My first pass worked fine with the alternate data supplied, but not when I switched the two entries in the outer array. I fixed that, and also made sure that an empty value is kept if it's not overridden with actual data (that's the z property in my test object.)
I believe this snippet solves the original problem and the new one:
// Utility functions
const isInt = Number.isInteger
const path = (ps = [], obj = {}) =>
ps .reduce ((o, p) => (o || {}) [p], obj)
const assoc = (prop, val, obj) =>
isInt (prop) && Array .isArray (obj)
? [... obj .slice (0, prop), val, ...obj .slice (prop + 1)]
: {...obj, [prop]: val}
const assocPath = ([p = undefined, ...ps], val, obj) =>
p == undefined
? obj
: ps.length == 0
? assoc(p, val, obj)
: assoc(p, assocPath(ps, val, obj[p] || (obj[p] = isInt(ps[0]) ? [] : {})), obj)
const isEmpty = (x) =>
x == null || (typeof x == 'object' && Object.keys(x).length == 0)
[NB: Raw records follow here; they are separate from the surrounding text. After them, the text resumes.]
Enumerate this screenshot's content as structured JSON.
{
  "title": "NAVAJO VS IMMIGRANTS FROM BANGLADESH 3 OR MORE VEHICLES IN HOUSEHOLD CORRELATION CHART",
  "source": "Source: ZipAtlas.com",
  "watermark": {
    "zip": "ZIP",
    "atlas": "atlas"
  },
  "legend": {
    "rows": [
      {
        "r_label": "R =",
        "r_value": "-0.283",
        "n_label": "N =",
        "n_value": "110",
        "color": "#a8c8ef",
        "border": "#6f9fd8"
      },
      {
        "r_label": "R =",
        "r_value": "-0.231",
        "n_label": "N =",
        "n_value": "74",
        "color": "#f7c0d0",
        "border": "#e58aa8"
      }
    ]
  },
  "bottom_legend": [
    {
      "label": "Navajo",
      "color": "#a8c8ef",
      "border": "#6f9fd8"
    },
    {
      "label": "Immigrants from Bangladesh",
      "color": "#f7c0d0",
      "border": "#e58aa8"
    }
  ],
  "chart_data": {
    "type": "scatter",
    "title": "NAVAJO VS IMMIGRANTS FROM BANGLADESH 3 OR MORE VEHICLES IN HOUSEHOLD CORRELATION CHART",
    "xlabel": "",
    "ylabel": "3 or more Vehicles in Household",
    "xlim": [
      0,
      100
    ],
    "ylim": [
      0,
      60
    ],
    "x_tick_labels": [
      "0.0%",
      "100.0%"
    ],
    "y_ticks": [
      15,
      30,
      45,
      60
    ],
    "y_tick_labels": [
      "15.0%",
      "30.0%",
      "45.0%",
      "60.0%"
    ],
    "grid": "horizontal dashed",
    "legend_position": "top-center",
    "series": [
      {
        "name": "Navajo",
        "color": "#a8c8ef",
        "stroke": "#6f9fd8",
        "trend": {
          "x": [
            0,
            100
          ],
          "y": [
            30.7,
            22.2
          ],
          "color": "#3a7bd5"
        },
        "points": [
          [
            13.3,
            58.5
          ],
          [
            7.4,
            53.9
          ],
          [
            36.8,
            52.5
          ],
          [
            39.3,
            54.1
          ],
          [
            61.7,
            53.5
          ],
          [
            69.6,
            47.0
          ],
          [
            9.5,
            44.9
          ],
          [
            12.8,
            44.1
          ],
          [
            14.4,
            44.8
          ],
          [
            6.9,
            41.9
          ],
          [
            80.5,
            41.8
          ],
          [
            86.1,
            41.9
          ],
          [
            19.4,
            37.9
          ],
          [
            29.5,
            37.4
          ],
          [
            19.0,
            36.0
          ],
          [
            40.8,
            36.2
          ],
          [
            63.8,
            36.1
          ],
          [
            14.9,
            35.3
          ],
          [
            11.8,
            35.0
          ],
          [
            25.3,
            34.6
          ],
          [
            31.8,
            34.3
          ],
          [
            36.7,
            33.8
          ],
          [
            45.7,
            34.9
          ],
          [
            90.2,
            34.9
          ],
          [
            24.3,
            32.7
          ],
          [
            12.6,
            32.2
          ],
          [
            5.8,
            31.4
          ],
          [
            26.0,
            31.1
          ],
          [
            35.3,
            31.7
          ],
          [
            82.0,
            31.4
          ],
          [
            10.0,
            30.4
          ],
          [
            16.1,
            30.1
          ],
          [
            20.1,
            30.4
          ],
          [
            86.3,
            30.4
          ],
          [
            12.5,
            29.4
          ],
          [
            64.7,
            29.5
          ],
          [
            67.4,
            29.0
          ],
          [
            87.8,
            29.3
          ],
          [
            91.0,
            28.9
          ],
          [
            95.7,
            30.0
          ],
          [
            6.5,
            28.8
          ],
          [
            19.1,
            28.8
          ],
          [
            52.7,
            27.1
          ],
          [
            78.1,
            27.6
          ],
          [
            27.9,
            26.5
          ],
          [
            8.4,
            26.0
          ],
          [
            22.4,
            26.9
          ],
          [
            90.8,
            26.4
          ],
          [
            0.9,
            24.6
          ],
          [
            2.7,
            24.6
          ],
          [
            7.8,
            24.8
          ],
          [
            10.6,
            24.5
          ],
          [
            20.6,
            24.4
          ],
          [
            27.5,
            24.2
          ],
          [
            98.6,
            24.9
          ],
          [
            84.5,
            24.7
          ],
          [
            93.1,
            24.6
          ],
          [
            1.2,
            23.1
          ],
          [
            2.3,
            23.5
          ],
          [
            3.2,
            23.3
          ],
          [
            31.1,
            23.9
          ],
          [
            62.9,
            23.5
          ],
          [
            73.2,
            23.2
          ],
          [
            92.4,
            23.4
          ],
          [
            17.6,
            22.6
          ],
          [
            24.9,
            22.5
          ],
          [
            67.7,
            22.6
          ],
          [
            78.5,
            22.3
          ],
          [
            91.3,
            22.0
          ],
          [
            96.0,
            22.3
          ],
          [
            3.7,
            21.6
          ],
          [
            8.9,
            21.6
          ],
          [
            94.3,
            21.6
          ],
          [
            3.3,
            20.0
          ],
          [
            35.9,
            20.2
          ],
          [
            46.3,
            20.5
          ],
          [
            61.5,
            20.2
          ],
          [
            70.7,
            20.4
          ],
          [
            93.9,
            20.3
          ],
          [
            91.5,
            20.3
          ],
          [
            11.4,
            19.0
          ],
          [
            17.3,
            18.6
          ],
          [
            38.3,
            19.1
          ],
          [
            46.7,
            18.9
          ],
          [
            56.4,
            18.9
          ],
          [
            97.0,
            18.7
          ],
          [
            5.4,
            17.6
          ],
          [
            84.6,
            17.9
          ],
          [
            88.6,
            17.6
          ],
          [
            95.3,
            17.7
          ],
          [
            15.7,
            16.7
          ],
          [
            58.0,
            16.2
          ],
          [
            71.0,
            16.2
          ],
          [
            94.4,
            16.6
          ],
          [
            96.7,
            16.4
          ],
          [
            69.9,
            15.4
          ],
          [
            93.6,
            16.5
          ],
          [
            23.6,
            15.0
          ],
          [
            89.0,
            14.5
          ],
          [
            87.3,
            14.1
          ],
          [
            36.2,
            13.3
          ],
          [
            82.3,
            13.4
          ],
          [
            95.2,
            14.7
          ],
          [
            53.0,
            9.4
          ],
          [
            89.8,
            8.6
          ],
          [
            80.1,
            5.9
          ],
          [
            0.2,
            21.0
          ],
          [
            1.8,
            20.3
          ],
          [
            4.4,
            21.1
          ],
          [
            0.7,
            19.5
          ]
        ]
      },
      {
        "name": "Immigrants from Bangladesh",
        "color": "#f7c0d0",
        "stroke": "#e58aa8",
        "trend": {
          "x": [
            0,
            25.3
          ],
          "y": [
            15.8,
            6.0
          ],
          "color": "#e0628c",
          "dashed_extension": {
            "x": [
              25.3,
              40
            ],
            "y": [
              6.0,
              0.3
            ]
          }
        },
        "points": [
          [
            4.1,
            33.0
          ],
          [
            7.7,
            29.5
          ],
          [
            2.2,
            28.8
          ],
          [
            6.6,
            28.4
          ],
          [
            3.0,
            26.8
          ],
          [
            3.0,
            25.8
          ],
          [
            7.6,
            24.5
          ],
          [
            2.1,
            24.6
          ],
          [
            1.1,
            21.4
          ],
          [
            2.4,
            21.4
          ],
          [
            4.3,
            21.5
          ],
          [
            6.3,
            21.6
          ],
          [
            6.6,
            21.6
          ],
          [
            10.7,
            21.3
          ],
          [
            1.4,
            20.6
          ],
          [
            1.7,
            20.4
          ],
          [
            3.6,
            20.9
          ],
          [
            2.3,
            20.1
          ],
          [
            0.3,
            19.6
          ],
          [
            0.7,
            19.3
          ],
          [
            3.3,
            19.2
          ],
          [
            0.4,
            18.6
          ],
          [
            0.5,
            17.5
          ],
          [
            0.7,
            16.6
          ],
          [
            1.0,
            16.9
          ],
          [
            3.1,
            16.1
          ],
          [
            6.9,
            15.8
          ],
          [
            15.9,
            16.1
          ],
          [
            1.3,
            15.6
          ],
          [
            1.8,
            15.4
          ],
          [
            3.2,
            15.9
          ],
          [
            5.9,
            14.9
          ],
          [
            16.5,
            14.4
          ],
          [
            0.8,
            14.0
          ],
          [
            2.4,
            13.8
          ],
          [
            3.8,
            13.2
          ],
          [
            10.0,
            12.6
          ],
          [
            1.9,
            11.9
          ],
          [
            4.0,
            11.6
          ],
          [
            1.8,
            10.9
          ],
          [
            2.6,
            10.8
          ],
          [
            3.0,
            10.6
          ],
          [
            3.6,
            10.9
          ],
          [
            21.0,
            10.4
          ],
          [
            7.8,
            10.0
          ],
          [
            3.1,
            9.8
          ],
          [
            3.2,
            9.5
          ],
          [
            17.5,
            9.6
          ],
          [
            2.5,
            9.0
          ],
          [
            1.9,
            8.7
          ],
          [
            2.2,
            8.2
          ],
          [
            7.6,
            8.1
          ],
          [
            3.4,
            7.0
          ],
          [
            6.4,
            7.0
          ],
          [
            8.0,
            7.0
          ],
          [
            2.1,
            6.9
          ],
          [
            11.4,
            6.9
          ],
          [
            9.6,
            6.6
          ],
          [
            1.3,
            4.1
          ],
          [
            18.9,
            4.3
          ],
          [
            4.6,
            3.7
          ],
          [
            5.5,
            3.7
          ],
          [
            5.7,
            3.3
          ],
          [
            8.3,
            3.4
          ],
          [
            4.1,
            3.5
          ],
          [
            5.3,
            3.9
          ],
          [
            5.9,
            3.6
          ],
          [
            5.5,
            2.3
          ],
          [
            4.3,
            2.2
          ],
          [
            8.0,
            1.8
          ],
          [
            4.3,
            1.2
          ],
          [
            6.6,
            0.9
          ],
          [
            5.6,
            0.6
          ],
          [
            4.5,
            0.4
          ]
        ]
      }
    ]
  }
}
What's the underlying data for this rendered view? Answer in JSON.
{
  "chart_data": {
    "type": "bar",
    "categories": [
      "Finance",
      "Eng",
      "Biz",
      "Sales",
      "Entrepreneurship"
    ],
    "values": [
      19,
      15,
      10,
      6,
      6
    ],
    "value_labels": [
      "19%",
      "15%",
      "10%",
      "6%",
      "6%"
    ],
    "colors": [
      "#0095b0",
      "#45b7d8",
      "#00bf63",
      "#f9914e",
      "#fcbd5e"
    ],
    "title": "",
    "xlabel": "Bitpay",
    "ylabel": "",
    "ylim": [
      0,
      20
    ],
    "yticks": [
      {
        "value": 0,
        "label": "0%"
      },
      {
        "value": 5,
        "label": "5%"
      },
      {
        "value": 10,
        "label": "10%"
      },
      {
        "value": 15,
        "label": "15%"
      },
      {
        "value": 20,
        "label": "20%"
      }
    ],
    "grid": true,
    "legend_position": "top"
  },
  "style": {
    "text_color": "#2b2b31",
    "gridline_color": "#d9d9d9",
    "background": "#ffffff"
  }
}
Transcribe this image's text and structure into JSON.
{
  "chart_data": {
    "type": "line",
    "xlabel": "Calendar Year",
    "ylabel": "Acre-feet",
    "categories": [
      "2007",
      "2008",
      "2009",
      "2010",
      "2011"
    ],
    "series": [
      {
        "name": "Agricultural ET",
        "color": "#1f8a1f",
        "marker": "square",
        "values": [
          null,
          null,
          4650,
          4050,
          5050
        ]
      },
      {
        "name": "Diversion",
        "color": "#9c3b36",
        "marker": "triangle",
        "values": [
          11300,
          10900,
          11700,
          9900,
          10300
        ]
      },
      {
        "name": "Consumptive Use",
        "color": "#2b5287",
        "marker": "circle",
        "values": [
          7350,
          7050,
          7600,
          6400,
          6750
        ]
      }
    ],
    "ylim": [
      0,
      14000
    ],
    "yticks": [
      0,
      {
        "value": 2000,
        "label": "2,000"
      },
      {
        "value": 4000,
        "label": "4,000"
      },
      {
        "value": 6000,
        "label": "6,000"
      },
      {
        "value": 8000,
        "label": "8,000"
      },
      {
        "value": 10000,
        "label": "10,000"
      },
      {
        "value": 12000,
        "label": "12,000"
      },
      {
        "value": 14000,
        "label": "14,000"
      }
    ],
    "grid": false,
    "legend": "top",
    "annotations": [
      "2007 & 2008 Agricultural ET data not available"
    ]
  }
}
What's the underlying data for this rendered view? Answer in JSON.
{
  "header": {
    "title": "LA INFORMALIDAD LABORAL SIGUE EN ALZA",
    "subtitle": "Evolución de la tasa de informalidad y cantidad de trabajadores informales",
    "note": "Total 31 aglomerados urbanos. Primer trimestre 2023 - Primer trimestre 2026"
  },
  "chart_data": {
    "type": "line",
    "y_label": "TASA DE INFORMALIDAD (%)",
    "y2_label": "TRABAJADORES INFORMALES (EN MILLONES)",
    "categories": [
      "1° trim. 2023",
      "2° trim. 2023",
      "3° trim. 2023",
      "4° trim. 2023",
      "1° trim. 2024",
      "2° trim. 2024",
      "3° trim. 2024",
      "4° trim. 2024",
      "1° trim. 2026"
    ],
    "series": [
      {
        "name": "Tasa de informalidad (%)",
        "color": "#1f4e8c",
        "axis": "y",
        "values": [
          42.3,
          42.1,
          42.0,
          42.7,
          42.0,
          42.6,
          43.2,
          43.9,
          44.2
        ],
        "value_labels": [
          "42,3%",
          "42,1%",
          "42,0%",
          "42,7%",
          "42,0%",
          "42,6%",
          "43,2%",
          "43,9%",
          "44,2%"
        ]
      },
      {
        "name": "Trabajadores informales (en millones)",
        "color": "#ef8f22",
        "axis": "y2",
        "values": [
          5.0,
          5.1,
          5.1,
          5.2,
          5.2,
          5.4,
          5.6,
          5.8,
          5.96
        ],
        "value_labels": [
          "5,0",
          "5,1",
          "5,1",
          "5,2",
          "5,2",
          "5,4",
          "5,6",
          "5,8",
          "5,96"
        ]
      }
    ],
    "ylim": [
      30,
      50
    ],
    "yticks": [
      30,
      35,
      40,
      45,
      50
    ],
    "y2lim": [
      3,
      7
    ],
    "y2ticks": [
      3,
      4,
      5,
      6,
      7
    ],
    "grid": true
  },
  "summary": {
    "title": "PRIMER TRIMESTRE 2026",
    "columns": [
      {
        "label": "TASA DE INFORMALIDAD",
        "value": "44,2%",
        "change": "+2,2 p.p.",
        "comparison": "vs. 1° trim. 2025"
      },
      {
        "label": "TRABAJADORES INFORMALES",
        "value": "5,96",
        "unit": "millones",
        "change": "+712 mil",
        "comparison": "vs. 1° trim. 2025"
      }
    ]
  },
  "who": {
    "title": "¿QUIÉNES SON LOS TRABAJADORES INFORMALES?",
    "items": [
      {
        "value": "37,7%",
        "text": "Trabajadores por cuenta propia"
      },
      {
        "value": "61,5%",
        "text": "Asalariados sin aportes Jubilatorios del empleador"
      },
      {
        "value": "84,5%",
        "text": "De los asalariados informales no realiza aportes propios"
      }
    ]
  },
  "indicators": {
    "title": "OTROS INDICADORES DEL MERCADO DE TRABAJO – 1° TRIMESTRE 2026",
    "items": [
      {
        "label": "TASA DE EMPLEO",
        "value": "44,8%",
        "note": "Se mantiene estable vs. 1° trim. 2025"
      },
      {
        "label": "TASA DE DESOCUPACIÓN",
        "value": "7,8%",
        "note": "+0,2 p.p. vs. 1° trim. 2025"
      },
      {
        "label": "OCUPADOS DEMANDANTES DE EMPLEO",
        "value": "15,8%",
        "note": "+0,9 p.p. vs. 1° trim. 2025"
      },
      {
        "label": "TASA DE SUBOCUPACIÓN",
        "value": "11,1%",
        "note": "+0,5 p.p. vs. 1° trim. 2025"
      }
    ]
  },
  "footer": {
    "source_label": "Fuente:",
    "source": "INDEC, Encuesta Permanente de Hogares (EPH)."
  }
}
function * getPaths(o, p = []) {
if (Object(o) !== o || Object .keys (o) .length == 0) yield p
if (Object(o) === o)
for (let k of Object .keys (o))
yield * getPaths (o[k], [...p, isInt (Number (k)) ? Number (k) : k])
}
// Helper functions
const canonicalPath = (path) =>
path.map (n => isInt (Number (n)) ? 0 : n)
const splitPaths = (xs) =>
Object .values ( xs.reduce (
(a, p, _, __, cp = canonicalPath (p), key = cp .join ('\u0000')) =>
({...a, [key]: a [key] || {canonical: cp, path: p} })
, {}
))
// Main function
const canonicalRep = (data) => splitPaths ([...getPaths (data)])
.reduce (
(a, {path: p, canonical}, _, __, val = path(p, data)) =>
isEmpty(val) && !isEmpty(path(canonical, a))
? a
: assocPath(canonical, val, a),
Array.isArray(data) ? [] : {}
)
// Test data
const data1 = [{"dog": "lmn", "tiger": [{"bengoltiger": {"height": {"x": 4}}, "indiantiger": {"foor": "b", "paw": "a"}}, {"bengoltiger": {"width": {"a": 8}}, "indiantiger": {"b": 3}}]}, {"dog": "pqr", "lion": 90, "tiger": [{"bengoltiger": {"width": {"m": 3}}, "indiantiger": {"foor": "b", "paw": "a"}}, {"bengoltiger": {"height": {"n": 8}}, "indiantiger": {"b": 3}}]}]
const data2 = [{"d": "Foreign Trade: Export/Import: Header Data", "a": "false", "f": [{"g": "TRANSPORT_MODE", "i": "2"}, {"k": "System.String", "h": "6"}], "l": "true"}, {"a": "false", "f": [], "l": "false", "z": []}]
const data3 = [data2[1], data2[0]]
// Demo
console .log (canonicalRep (data1))
console .log (canonicalRep (data2))
console .log (canonicalRep (data3))
.as-console-wrapper {max-height: 100% !important; top: 0}
Why not change assoc?
This update grew out of discussion after I rejected an edit attempt to do the same sort of empty-checking inside assoc. I rejected that as too far removed from the original attempt. When I learned what it was supposed to do, I knew that what had to be changed was canonicalRep or one of its immediate helper functions.
The rationale is simple. assoc is a general-purpose utility function designed to do a shallow clone of an object, changing the named property to the new value. This should not have complex logic regarding whether the value is empty. It should remain simple.
By introducing the isEmpty helper function, we can do all this with only a minor tweak to canonicalRep.
1That failure mode could happen if you had certain nodes containing that separator, \u0000. For instance, if you had paths [...nodes, "abc\u0000", "def", ...nodes] and [...nodes, "abc", "\u0000def", ...nodes], they would both map to "...abc\u0000\u0000def...". If this is a real concern, we could certainly use other forms of deduplication.